Indonesian Political, Business & Finance News

Clinton defends Asian bailout

| Source: AP

Clinton defends Asian bailout

WASHINGTON (AP): Seeking to answer growing criticism of
multibillion-dollar bailouts of reeling Asian economies, the
Clinton administration warned of serious threats to the U.S.
economy and the global financial system if the crisis is not
contained.

Both President Bill Clinton and his chief economic spokesman,
U.S. Treasury Secretary Robert Rubin, sought to counter
complaints in Congress that the more than US$100 billion in
emergency funds for South Korea, Indonesia and Thailand amount to
multibillion-dollar bailouts for wealthy banks.
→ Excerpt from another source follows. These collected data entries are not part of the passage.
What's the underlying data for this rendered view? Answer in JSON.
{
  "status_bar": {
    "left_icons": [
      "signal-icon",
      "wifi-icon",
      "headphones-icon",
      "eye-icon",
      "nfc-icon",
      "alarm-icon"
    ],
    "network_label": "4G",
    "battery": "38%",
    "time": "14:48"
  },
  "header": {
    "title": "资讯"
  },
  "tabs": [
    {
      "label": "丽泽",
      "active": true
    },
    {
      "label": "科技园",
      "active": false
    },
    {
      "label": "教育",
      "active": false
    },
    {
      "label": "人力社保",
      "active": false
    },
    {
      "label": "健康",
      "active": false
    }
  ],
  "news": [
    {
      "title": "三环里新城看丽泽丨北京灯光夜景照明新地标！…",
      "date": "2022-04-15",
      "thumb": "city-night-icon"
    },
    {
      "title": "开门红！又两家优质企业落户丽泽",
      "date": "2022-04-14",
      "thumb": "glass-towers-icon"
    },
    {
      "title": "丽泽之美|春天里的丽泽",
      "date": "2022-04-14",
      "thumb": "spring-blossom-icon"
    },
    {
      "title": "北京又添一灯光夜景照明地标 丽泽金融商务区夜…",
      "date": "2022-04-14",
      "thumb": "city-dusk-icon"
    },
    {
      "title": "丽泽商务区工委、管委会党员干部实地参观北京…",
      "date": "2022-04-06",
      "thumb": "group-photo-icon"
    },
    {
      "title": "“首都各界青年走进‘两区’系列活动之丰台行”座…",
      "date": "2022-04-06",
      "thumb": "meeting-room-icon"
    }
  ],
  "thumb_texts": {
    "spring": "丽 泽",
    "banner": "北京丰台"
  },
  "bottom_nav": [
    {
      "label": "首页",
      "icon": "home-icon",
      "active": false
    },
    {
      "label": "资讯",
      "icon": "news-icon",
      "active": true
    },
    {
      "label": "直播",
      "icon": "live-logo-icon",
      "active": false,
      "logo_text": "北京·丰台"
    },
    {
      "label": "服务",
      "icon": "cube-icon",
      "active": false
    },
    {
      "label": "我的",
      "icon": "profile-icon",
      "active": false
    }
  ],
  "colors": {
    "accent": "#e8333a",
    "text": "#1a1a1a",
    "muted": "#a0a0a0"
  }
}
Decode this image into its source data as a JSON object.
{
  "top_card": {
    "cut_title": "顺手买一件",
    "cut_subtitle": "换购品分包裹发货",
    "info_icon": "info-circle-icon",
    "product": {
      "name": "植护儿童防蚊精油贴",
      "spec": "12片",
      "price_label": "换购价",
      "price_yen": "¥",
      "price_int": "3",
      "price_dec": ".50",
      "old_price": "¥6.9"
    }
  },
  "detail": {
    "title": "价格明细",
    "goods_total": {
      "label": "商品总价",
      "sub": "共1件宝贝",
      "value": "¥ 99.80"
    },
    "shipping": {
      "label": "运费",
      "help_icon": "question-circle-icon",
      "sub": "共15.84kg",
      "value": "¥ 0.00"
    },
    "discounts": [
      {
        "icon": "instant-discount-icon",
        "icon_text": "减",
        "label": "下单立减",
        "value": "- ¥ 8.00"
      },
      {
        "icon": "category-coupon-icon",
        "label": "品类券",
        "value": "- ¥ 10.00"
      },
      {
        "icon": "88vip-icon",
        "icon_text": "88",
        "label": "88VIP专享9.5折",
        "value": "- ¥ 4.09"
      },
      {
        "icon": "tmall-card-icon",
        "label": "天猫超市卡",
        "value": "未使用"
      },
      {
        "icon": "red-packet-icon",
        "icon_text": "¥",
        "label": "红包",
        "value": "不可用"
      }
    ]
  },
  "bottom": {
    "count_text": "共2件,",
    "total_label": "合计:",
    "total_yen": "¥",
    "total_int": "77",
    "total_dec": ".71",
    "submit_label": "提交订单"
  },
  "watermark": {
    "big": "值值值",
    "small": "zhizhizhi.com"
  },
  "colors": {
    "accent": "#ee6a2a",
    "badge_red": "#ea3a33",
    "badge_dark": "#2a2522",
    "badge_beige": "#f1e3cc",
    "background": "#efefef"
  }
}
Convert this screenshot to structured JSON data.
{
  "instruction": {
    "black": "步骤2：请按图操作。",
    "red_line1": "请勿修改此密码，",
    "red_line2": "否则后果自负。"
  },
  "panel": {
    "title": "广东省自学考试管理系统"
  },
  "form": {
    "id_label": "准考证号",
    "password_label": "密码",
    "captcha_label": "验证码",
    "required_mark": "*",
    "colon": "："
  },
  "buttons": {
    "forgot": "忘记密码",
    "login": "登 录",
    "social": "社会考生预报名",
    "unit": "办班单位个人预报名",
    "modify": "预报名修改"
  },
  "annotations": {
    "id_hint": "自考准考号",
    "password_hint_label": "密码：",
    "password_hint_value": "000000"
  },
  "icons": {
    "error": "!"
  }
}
In a televised PBS interview, the president said the United
States had a "plain, brutal, short-term economic interest" in
helping support Asian currencies so that cheap Asian goods didn't
push U.S. products out of world markets.

Rubin, in a separate speech, said the administration plans
this spring to convene an international meeting of finance
ministers to search for ways to repair the world's financial
system.

He put Japan on the spot, saying the world's second-largest
economy had an "especially crucial role to play" to resolve the
crisis by jump-starting its own economy. He welcomed recent
pledges by Chinese officials that they will not devalue their own
currency.

Rubin's remarks came on a day when separate reports showed
that the Asian crisis has yet to affect America's trade deficit
but is beginning to impact on the well-being of manufacturing
firms.

The Federal Reserve, in its latest survey of regional U.S.
economic conditions, said Wednesday the Asian crisis is being
felt in most parts of the country.

"Manufacturers and agricultural firms report weaker exports to
Asia, and there is some evidence of increased competition from
Asian products in U.S. markets," the central bank said. The
economic status report will be used when Fed policy makers next
meet on Feb. 3-4 to set interest rates.

There is a widespread belief that the central bank will leave
interest rates intact, believing that the dampening effects of
the Asian crisis will be enough without rate increases to slow
U.S. growth and keep inflation in check.